The second section concerns the cell specific delivery of small interfering ribonucleic acid (siRNA) using well-defined multivalent folate-conjugated block copolymers. Primary amine functional, biocompatible, hydrophilic-b-cationic copolymers were synthesized via aqueous RAFT polymerization. HPMA, a permanently hydrophilic monomer, was copolymerized with a primary amine containing monomer, N-(3- aminopropyl)methacrylamide (APMA). Poly(HPMA) confers biocompatibility, while APMA provides amine functionality, allowing conjugation of folate derivatives. HPMA s-APMA was chain extended with a cationic monomer, DMAPMA, to promote electrostatic complexation between the copolymer and the negatively charged phosphate backbone of siRNA. Notably, the HPMA polymer block stabilizes the neutral complexes in aqueous solution, while APMA allows the conjugation of a targeting moiety, thus, dually circumventing problems associated with the delivery of genes via cationically charged complexes (universal transfection). As demonstrated through zeta potential, fluorescence microscopy and gene down-regulation studies, this tailored copolymer allows formation of neutral complexes that can be specifically delivered to cancer cells that over-express folate receptors.

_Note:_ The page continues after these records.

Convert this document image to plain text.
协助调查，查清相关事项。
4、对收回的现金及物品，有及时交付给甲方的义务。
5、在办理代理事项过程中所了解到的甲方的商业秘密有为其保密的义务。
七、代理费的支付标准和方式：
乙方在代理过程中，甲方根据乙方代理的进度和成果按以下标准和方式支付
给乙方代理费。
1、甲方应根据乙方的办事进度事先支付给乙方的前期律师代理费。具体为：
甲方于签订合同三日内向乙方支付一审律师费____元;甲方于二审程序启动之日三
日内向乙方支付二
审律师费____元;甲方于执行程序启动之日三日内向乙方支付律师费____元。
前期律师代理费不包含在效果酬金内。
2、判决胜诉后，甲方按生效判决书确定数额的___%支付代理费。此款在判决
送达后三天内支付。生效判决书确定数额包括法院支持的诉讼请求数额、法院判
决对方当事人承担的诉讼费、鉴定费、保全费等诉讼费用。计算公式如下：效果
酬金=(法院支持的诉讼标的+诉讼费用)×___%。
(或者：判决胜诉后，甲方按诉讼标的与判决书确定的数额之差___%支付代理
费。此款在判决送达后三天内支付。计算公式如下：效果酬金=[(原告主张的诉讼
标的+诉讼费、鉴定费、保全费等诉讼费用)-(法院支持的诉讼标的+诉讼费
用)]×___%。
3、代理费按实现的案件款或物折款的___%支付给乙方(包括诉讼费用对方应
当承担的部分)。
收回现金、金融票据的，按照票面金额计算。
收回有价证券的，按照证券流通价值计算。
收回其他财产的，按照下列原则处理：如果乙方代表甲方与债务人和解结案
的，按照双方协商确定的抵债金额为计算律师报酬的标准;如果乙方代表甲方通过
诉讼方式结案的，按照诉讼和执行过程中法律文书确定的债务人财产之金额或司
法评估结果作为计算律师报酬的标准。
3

In the third section, a well-defined HPMA-s-APMA copolymer, synthesized via RAFT polymerization, was utilized for the rational design of multiconjugates containing both a gene therapeutic, siRNA, and a cancer cell targeting moiety, folate. After isolating HPMA-s-APMA, a small fraction of the pendent primary amines were converted to activated thiols utilizing N-succinimidyl 3-(2-pyridyldithio)-propionate (SPDP), providing a copolymer with two distinct reactive sites for both thiol containing compounds and activated esters. Characterization of the intermediates was performed by ASEC-MALLS and 1H NMR and UV-vis spectroscopy. Conditions for the bioconjugation of both 5’-thiolated siRNA and modified folic acid were developed and carried out in two separate steps. It was demonstrated that this pathway provides a facile and robust route for producing well-defined targeted siRNA delivery vehicles. In addition, siRNA release through disulfide cleavage was demonstrated under intracellular conditions, while the presence of attached folates allows for site-directed delivery to cancer cell lines that over-express folate receptors. Conjugation reactions and subsequent siRNA release were confirmed by polyacrylamide gel electrophoresis and UV-vis spectroscopy.